Introduction

How A Counseling Session Happens

Once you take the time to call a debt management counselor, they will work with  you closely.  You will come in to a meeting with them.  Bring your identification,  your checkbook and any bills you have.  The first step in the process is to  develop a budget.  The budget gives the debt management professional the ability  to determine how much money you can afford to pay on a monthly basis to those who  you owe money to.  The budget also puts you in line in terms of how you can spend  your money.  Once a budget is formulated, the next step is to determine if you can  go on.

Not everyone will qualify for debt management.  If you do not make enough money to  cover your expenses, there is no point in continuing the process since you will not have enough money to pay your lenders.  The counselor may advice you to file  bankruptcy or to increase your income to better qualify for counseling services.  Those that do qualify will move on to the next step in which the credit counselor  will call each of your lenders and determine what the least amount of money they  will take is to pay off your debt on a monthly basis.  Once they’ve worked with  each of the lenders (hopefully reducing the total amount you owe) they will then  work with you to set up an automatic payment amount.  Each month on the same day,  a set amount of money will be withdrawn from your checking or savings account  automatically.

These funds are then split to each of your lenders, according to  the agreements you’ve made with each of them.  You no longer pay your creditors  directly, but through the debt management service.

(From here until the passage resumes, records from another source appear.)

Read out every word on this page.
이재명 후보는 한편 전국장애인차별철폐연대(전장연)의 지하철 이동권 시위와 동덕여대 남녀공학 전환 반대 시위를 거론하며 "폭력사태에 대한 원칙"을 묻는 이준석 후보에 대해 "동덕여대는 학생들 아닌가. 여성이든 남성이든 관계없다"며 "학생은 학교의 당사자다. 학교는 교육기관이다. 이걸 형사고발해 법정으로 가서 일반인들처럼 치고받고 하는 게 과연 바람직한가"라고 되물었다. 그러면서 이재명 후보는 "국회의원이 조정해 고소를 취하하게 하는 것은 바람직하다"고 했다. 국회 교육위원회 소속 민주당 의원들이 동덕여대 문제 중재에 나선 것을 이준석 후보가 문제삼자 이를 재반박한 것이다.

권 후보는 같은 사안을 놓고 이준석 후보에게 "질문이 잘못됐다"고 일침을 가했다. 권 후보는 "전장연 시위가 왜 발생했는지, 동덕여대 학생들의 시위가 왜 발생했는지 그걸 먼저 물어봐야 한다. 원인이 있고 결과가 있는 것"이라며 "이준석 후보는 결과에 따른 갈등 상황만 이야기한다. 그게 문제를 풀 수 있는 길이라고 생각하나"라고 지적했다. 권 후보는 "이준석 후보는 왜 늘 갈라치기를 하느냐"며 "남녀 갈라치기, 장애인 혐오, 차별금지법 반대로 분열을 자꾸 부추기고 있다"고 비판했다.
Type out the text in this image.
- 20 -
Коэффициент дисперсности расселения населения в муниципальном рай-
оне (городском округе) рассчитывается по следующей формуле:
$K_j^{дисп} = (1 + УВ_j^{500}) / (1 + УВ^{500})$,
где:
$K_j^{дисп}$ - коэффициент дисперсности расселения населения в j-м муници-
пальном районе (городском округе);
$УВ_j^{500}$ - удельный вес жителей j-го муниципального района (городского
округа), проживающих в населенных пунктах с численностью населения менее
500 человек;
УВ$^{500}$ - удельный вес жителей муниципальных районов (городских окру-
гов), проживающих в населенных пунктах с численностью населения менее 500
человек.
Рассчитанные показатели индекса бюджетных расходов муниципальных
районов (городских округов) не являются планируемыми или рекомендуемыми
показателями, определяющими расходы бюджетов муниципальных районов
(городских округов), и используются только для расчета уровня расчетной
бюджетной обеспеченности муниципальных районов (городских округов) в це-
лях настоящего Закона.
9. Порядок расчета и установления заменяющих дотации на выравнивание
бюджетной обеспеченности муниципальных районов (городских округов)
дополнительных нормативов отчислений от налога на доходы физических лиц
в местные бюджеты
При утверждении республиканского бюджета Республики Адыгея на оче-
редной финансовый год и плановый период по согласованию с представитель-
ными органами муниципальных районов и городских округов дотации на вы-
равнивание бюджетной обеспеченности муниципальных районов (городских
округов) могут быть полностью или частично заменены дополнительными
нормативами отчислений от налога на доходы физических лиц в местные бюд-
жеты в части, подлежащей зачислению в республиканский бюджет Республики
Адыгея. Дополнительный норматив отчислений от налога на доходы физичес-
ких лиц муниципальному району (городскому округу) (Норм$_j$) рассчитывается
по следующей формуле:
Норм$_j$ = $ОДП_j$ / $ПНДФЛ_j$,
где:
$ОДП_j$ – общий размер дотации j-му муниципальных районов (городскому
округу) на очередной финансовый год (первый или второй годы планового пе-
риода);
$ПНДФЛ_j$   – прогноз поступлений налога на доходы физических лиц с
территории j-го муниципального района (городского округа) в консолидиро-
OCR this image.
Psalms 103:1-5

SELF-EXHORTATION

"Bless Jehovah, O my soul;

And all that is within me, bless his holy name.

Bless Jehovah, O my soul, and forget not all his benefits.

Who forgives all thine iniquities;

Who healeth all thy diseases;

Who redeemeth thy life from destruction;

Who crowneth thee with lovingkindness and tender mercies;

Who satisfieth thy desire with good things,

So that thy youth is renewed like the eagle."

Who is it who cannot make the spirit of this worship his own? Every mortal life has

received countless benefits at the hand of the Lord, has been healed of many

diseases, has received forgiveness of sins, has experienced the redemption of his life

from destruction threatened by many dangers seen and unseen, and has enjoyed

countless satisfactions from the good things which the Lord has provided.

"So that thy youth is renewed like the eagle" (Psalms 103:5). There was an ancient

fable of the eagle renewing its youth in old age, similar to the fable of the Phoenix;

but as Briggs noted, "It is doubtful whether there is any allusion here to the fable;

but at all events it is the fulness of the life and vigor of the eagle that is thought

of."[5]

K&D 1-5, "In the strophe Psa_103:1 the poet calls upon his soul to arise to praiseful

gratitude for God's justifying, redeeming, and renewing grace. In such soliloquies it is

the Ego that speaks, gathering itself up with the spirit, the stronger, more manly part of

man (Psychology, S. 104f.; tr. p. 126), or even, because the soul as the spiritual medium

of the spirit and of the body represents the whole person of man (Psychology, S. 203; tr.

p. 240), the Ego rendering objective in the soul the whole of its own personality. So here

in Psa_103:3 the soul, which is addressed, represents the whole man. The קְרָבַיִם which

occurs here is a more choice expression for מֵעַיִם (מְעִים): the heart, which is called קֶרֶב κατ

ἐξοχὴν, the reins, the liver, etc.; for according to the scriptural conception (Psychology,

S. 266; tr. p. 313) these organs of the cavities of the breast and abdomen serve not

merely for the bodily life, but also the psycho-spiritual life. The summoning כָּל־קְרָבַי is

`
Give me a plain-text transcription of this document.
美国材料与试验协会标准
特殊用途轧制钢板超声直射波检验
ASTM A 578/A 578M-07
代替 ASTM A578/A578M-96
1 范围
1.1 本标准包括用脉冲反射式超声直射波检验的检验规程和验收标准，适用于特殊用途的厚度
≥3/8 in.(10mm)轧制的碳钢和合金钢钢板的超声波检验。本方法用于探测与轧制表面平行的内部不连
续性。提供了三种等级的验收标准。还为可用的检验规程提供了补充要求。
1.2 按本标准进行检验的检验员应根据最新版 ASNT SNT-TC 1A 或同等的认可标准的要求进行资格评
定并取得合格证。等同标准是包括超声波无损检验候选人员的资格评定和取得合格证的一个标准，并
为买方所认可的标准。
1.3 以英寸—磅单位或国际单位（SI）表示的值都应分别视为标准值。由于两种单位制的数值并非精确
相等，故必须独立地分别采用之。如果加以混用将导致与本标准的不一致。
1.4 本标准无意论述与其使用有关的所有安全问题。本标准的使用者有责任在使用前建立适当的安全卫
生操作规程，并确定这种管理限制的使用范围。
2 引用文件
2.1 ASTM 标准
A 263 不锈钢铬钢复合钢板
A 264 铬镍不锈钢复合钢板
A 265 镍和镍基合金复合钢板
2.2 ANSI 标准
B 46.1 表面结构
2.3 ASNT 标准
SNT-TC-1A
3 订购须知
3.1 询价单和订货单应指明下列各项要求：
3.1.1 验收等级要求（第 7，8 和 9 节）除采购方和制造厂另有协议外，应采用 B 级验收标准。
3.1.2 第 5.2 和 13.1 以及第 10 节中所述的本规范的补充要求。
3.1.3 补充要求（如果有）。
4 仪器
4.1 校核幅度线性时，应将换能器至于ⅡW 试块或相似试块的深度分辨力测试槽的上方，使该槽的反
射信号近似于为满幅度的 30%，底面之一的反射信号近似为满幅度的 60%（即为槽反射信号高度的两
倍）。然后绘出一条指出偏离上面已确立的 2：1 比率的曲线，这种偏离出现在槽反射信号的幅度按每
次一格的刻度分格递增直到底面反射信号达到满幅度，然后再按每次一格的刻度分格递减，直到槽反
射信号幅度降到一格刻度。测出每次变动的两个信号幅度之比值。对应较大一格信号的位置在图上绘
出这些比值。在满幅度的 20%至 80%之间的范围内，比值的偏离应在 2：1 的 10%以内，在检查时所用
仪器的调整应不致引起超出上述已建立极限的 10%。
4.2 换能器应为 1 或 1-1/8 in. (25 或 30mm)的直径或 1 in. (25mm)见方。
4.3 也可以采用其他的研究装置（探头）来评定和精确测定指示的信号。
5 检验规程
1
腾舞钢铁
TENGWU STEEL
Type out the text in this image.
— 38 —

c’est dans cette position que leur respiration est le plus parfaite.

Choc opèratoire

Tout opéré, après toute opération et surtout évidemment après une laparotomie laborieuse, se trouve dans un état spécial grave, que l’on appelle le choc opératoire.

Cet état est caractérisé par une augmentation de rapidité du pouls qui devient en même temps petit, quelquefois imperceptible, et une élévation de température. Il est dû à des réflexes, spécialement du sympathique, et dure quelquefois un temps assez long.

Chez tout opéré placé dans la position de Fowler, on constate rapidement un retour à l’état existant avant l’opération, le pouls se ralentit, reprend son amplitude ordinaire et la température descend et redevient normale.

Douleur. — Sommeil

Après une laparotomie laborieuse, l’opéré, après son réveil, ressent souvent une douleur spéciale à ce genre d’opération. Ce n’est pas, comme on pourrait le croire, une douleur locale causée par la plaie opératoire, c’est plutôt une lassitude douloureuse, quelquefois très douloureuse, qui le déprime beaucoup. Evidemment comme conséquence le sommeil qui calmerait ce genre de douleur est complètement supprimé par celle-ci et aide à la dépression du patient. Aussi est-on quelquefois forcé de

Over time, you will continue to make payments and reduce the amount that you owe  each of your lenders.  You will no longer be able to use any of the credit lines  that are currently in the counseling and you are prohibited from obtaining new  lines of credit.  The process will take time, usually between two and three years  to complete.  During that time, if you stick with the plan, you will work down the  amount you owe.  At the end of the counseling services, you will have paid off all  of your lenders in full and owe them no more money.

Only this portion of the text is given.